Linux I/O buffering reference

Solution 1:

Wow. Obviously, you are after very particular pieces and parts to solve a particular problem. Or else you don't realize you just signed away the next week of your life to research. Getting through all of the kernel internals for your topics is going to be painful, so here's what you need to do: ask one, simple question and start tracing. Given a simple, unconfused question to focus on, there are many developers on the Linux Kernel Mailing List who are experts at explaining why the internals behave the way they do in your situation. It may take a couple of rounds, but they can help.

Another method you can use, given a question with a single purpose, is to trace a questionable activity into the kernel and learn about the individual pieces it touches rather then just trying to understand it all. Fortunately for you, there is a command called ftrace or even SystemTap (stap) that will start you on your adventure. Many kernel developers want more people to ask important questions about their kernel and these tools will help them do it. Linux Weekly News has run several articles on ftrace lately: Tracing: no shortage of options (Jul 2008), A Look at ftrace (Mar 2009), Debugging the kernel using ftrace - Part 1 (Dec 2009) and Part 2 (Dec 2009), Secrets of the Ftrace function (Jan 2010), and finally the good old documentation that ships with the kernel (2008).

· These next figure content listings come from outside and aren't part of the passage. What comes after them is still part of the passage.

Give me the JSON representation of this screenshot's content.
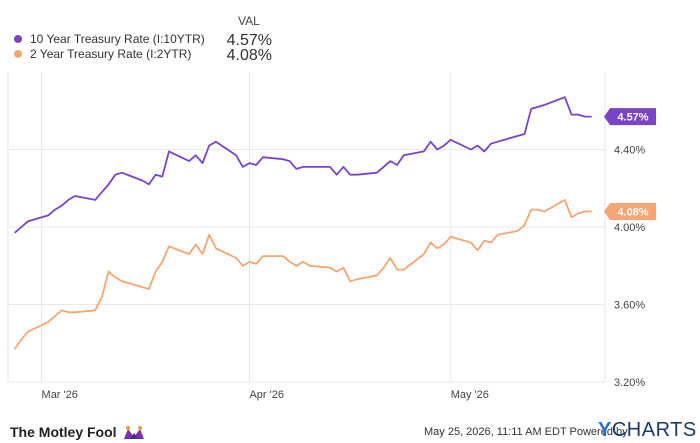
{
  "legend": {
    "header": "VAL",
    "items": [
      {
        "label": "10 Year Treasury Rate (I:10YTR)",
        "value": "4.57%",
        "color": "#7a44c9"
      },
      {
        "label": "2 Year Treasury Rate (I:2YTR)",
        "value": "4.08%",
        "color": "#f7a673"
      }
    ]
  },
  "chart_data": {
    "type": "line",
    "x_ticks": [
      "Mar '26",
      "Apr '26",
      "May '26"
    ],
    "y_ticks": [
      "3.20%",
      "3.60%",
      "4.00%",
      "4.40%"
    ],
    "ylim": [
      3.2,
      4.8
    ],
    "grid": true,
    "series": [
      {
        "name": "10 Year Treasury Rate (I:10YTR)",
        "color": "#7a44c9",
        "end_label": "4.57%",
        "x": [
          "2026-02-25",
          "2026-02-26",
          "2026-02-27",
          "2026-03-02",
          "2026-03-03",
          "2026-03-04",
          "2026-03-05",
          "2026-03-06",
          "2026-03-09",
          "2026-03-10",
          "2026-03-11",
          "2026-03-12",
          "2026-03-13",
          "2026-03-16",
          "2026-03-17",
          "2026-03-18",
          "2026-03-19",
          "2026-03-20",
          "2026-03-23",
          "2026-03-24",
          "2026-03-25",
          "2026-03-26",
          "2026-03-27",
          "2026-03-30",
          "2026-03-31",
          "2026-04-01",
          "2026-04-02",
          "2026-04-03",
          "2026-04-06",
          "2026-04-07",
          "2026-04-08",
          "2026-04-09",
          "2026-04-10",
          "2026-04-13",
          "2026-04-14",
          "2026-04-15",
          "2026-04-16",
          "2026-04-17",
          "2026-04-20",
          "2026-04-21",
          "2026-04-22",
          "2026-04-23",
          "2026-04-24",
          "2026-04-27",
          "2026-04-28",
          "2026-04-29",
          "2026-04-30",
          "2026-05-01",
          "2026-05-04",
          "2026-05-05",
          "2026-05-06",
          "2026-05-07",
          "2026-05-08",
          "2026-05-11",
          "2026-05-12",
          "2026-05-13",
          "2026-05-14",
          "2026-05-15",
          "2026-05-18",
          "2026-05-19",
          "2026-05-20",
          "2026-05-21",
          "2026-05-22"
        ],
        "values": [
          3.97,
          4.0,
          4.03,
          4.06,
          4.09,
          4.11,
          4.14,
          4.16,
          4.14,
          4.18,
          4.22,
          4.27,
          4.28,
          4.24,
          4.22,
          4.27,
          4.26,
          4.39,
          4.34,
          4.37,
          4.33,
          4.42,
          4.44,
          4.37,
          4.31,
          4.33,
          4.32,
          4.36,
          4.35,
          4.34,
          4.3,
          4.31,
          4.31,
          4.31,
          4.27,
          4.31,
          4.27,
          4.27,
          4.28,
          4.31,
          4.34,
          4.32,
          4.37,
          4.39,
          4.44,
          4.4,
          4.42,
          4.45,
          4.4,
          4.42,
          4.39,
          4.43,
          4.44,
          4.47,
          4.48,
          4.61,
          4.62,
          4.63,
          4.67,
          4.58,
          4.58,
          4.57,
          4.57
        ]
      },
      {
        "name": "2 Year Treasury Rate (I:2YTR)",
        "color": "#f7a673",
        "end_label": "4.08%",
        "x": [
          "2026-02-25",
          "2026-02-26",
          "2026-02-27",
          "2026-03-02",
          "2026-03-03",
          "2026-03-04",
          "2026-03-05",
          "2026-03-06",
          "2026-03-09",
          "2026-03-10",
          "2026-03-11",
          "2026-03-12",
          "2026-03-13",
          "2026-03-16",
          "2026-03-17",
          "2026-03-18",
          "2026-03-19",
          "2026-03-20",
          "2026-03-23",
          "2026-03-24",
          "2026-03-25",
          "2026-03-26",
          "2026-03-27",
          "2026-03-30",
          "2026-03-31",
          "2026-04-01",
          "2026-04-02",
          "2026-04-03",
          "2026-04-06",
          "2026-04-07",
          "2026-04-08",
          "2026-04-09",
          "2026-04-10",
          "2026-04-13",
          "2026-04-14",
          "2026-04-15",
          "2026-04-16",
          "2026-04-17",
          "2026-04-20",
          "2026-04-21",
          "2026-04-22",
          "2026-04-23",
          "2026-04-24",
          "2026-04-27",
          "2026-04-28",
          "2026-04-29",
          "2026-04-30",
          "2026-05-01",
          "2026-05-04",
          "2026-05-05",
          "2026-05-06",
          "2026-05-07",
          "2026-05-08",
          "2026-05-11",
          "2026-05-12",
          "2026-05-13",
          "2026-05-14",
          "2026-05-15",
          "2026-05-18",
          "2026-05-19",
          "2026-05-20",
          "2026-05-21",
          "2026-05-22"
        ],
        "values": [
          3.37,
          3.42,
          3.46,
          3.51,
          3.54,
          3.57,
          3.56,
          3.56,
          3.57,
          3.64,
          3.77,
          3.74,
          3.72,
          3.69,
          3.68,
          3.77,
          3.82,
          3.9,
          3.86,
          3.91,
          3.86,
          3.96,
          3.89,
          3.84,
          3.8,
          3.82,
          3.81,
          3.85,
          3.85,
          3.82,
          3.8,
          3.82,
          3.8,
          3.79,
          3.77,
          3.79,
          3.72,
          3.73,
          3.75,
          3.79,
          3.84,
          3.78,
          3.78,
          3.86,
          3.92,
          3.89,
          3.91,
          3.95,
          3.92,
          3.88,
          3.93,
          3.92,
          3.96,
          3.98,
          4.01,
          4.09,
          4.09,
          4.08,
          4.14,
          4.05,
          4.07,
          4.08,
          4.08
        ]
      }
    ]
  },
  "footer": {
    "brand": "The Motley Fool",
    "timestamp": "May 25, 2026, 11:11 AM EDT Powered by",
    "logo_y": "Y",
    "logo_rest": "CHARTS"
  }
}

By using a tracing utility, you learn about how the kernel does buffering and a host of other things unique to your kernel, hardware (controller, chipset, CPU, disk technology), filesystem, IO scheduler. Every distribution is different in this regard. If you have complex storage devices (Cluster FS, SAN with an Enterprise Array, SSD), then be prepared to get your hands dirty learning about their quirks too. A word of warning about cluster fileystems: they frequently involve a userspace component that can cause lots of unexpected delays most of us attribute to the kernel, but are much more complex than that.

By far, the best text I've been able to find so far was written by Neil Brown in 2009 entitled "Linux kernel design patterns". Neil hits a lot of topics you brought up and many more.

One thing I know for sure is that this landscape is continually changing, especially in the scheduling arena. Just try to understand what is going on in your particular corner and count your blessings that you don't have to code to one of those components.